OAKLAND, Calif. -- Roy Halladay was in trouble for the first time in what seemed like weeks. Oakland had two runners on, one run in and none out in the fourth inning.
"He put an end to it. Boom! It's over," Toronto manager John Gibbons said. "They had a little something going there. But he has that hard sinker that can get groundballs."
Halladay allowed one run and six hits in seven innings to earn his AL-leading ninth win as Toronto snapped Oakland's season-high four-game winning streak.
But that recent slump didn't matter once Halladay took the mound.
"We know if we can get a couple of runs we will win the game," Catalanotto said. "It's important to go out and score runs early. We don't press as much as an offense when he's pitching."
The three early runs were more than enough for Halladay (9-2), who is 5-0 with a 0.68 ERA in his last five starts and has tied Florida's Dontrelle Willis for the major league lead in wins.
The 2003 AL Cy Young Award winner said he enjoyed this win more than the others in his streak because he didn't have his best stuff and needed to work a bit harder than usual.
"I think it's more satisfying because you have to find a way to get it done," he said. "I wasn't terrible. I've had worse days. I just had trouble finding my location."
This game figured to be a mismatch based on the starting pitchers -- one of the league's best against a journeyman who was brought up from Triple-A Sacramento earlier in the day.

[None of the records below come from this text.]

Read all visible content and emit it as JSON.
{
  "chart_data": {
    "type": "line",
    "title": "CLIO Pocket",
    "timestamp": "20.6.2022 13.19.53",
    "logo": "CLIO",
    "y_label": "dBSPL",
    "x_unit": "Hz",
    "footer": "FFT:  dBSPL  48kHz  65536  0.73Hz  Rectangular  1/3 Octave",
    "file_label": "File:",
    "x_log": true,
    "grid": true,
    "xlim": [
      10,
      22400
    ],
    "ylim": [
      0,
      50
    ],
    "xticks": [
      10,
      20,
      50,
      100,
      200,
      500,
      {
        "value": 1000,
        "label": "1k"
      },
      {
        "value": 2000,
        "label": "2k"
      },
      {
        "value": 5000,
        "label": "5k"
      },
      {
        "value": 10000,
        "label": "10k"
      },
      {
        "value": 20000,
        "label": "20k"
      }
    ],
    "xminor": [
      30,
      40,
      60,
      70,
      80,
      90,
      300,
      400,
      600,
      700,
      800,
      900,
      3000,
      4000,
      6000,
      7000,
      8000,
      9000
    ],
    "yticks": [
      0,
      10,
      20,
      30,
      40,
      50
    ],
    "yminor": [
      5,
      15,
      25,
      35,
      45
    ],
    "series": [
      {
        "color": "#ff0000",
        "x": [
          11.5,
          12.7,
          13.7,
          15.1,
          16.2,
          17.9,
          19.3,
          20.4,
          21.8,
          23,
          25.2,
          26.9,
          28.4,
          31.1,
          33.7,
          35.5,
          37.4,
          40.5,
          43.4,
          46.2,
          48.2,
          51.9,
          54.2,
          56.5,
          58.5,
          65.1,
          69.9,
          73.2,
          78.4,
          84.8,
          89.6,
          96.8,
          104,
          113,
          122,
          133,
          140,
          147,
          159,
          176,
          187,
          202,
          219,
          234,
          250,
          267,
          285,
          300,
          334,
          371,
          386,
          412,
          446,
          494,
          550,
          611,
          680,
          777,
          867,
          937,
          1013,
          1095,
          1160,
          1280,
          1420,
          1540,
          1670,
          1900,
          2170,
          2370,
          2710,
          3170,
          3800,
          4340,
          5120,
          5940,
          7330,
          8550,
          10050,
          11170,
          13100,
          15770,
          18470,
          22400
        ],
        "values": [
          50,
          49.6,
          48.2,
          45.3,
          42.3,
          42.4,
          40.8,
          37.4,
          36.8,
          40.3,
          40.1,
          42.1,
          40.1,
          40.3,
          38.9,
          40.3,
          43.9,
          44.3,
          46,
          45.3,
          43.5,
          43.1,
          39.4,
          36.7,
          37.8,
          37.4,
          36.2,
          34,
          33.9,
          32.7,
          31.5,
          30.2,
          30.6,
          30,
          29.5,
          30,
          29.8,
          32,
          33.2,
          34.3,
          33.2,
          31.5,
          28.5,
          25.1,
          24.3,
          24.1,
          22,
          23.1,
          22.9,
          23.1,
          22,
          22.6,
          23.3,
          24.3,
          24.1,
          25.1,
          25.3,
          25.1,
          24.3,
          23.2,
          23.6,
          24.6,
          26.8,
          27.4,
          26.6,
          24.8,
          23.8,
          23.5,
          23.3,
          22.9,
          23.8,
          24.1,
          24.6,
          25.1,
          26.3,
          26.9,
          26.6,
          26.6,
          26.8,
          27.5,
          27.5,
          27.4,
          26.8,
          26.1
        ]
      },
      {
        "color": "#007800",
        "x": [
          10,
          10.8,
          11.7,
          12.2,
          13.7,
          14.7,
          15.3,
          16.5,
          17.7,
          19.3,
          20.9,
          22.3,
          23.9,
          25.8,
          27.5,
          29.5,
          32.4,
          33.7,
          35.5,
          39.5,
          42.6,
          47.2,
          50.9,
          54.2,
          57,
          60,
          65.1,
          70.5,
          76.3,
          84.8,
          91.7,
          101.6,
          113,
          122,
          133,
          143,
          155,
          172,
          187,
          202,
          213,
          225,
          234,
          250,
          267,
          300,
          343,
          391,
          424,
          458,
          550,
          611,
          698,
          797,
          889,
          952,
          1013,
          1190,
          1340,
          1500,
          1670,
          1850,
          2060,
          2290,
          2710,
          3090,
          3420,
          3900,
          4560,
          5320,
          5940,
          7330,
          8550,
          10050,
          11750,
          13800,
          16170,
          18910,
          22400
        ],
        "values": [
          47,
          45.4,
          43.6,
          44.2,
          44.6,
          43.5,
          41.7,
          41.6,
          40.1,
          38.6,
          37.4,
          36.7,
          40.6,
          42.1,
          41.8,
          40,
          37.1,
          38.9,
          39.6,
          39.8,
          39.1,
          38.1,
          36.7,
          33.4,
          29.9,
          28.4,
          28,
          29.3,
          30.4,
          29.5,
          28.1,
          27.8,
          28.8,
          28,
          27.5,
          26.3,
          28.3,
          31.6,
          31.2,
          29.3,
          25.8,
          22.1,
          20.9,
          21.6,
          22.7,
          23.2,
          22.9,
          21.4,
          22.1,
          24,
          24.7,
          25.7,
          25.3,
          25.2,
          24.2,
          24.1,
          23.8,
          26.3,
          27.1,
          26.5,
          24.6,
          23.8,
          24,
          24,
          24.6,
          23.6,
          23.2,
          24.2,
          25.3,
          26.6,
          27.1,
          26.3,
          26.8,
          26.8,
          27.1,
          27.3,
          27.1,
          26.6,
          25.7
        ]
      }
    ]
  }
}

But Ryan Glynn (0-1) was up to the task early in his A's debut, retiring nine of his first 10 batters. Catalanotto broke through for Toronto when he hit the first pitch of the fourth over the right-field wall to make it 1-0. Catalanotto is 8-for-11 on Toronto's road trip.
"I am seeing the ball well and finding the holes," he said. "It's really no big secret. I feel good at the plate."
Glynn retired the next two batters before loading the bases on two walks and a single. Hudson then made it 3-0 with a single to left-center.
That's all the Blue Jays could muster against Glynn, who allowed three runs and six hits in seven innings with six strikeouts.
"Three runs right there is tough, especially with Halladay on the mound," said Glynn, traded from Toronto to Oakland last month.
Glynn got some help from Oakland's defense. Third baseman Eric Chavez ran a long way to catch Hudson's foul ball near the bullpen mound in left field in the third, and second baseman Marco Scutaro made an over-the-shoulder grab to rob Aaron Hill of a hit before whirling and throwing to first to double off Catalanotto.
The A's mounted their best threat against Halladay in the fourth inning when the first three batters reached, including an RBI single by Scott Hatteberg. The run snapped a 20 2/3 innings scoreless streak for Halladay.
But he worked out of the jam, keeping the score 3-1.
"It could have turned into a big inning," Halladay said. "To be able to get two outs and stop the bleeding a bit was important. That was a big inning for me there."
Oakland threatened in the seventh when Nick Swisher doubled with two outs and Scutaro followed with a drive to deep center that Vernon Wells ran down on the warning track.
But the A's couldn't get another run off Toronto's ace.
"He's one of those special guys," Oakland catcher Jason Kendall said. "There are only a handful of them out there. He puts the ball where he wants with a lot of movement."
The Blue Jays added to their lead with three runs in the eighth, including an RBI triple by Hill and a run-scoring single by Shea Hillenbrand.
Miguel Batista gave up an RBI single to Swisher in the ninth.
- Halladay had struggled in his career against Oakland with a 6.65 ERA coming into the game, his worst against any AL team. He lowered his ERA to 5.92 against the A's and evened his career mark at 4-4.
- A's reliever Kiko Calero (right elbow) pitch strikeout in his second rehab appearance for Triple-A Sacramento.
- Oakland designated RHP Britt Reames for assignment to make room for Glynn.